The heart of their performance was a theatrical, musical and dance piece commemorating the events of January 12, which closed with a Requiem for the earthquake dead. It is hard to describe in words the kind of emotion and catharsis that this piece once again evoked. The pictures below offer some sense of the creative response these young people are offering to a nation in need of outlets to mark and to mourn losses that remain incalculable.
After the cultural presentation Toussaint Hilaire, the Director of the AFD greeted all present in the name of the Foundation and of President Aristide. He then introduced a representative of the Mexican Embassy who made a surprise announcement that they were donating 1,500 tents to be distributed to those present.

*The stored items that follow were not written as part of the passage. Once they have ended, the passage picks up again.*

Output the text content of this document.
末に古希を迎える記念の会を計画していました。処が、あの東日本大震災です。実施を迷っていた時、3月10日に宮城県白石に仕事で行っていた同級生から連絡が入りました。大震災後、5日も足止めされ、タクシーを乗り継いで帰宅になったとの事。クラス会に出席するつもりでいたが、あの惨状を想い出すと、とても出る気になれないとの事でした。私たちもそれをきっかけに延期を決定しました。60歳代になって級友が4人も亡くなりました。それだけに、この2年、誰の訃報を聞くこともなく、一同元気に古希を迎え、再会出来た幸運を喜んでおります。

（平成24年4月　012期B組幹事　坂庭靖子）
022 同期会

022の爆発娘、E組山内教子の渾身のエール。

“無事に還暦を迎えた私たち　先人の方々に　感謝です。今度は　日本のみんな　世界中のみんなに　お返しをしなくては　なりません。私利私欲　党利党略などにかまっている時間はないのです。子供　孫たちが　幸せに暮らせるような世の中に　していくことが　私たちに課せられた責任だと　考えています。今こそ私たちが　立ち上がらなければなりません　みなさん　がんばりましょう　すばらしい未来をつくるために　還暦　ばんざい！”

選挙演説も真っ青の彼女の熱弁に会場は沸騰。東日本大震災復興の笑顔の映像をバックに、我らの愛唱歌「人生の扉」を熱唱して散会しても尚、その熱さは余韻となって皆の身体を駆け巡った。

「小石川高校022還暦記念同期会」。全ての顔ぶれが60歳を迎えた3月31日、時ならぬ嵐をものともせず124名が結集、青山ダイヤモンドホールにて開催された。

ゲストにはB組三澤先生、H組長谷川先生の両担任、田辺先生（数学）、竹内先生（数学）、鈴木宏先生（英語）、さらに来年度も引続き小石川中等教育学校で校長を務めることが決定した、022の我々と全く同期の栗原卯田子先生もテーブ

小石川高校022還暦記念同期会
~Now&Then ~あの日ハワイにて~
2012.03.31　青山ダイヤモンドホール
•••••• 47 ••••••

The event ended with a massive distribution of tents to 1,500 people and food kits to an additional 2,000. The food kits contained rice, beans, cooking oil and sardines — provisions for a family for one week. The distribution took 3 hours – but went smoothly due the hard work of 50 volunteers who formed a human chain to keep order and make sure everyone received something.
We wish to thank everyone who made this extraordinary event possible: the staff and volunteers of the AFD and the young performers of Kolonb Dor who all worked for weeks to prepare the event; the government of Mexico who contributed 1,500 tents, and Pastor Eddie Hebron, of the Christian Revival Center and the Hosea Feed the Hungry Project, who contributed half of a container of food and some medical equipment which will be used in the weekly clinic at the AFD. Most of all we thank the 3,500 mothers who made their way to the Foundation from across a devastated city to declare with us once again – Nou pap bay legen nan batay la. We will not give up this struggle.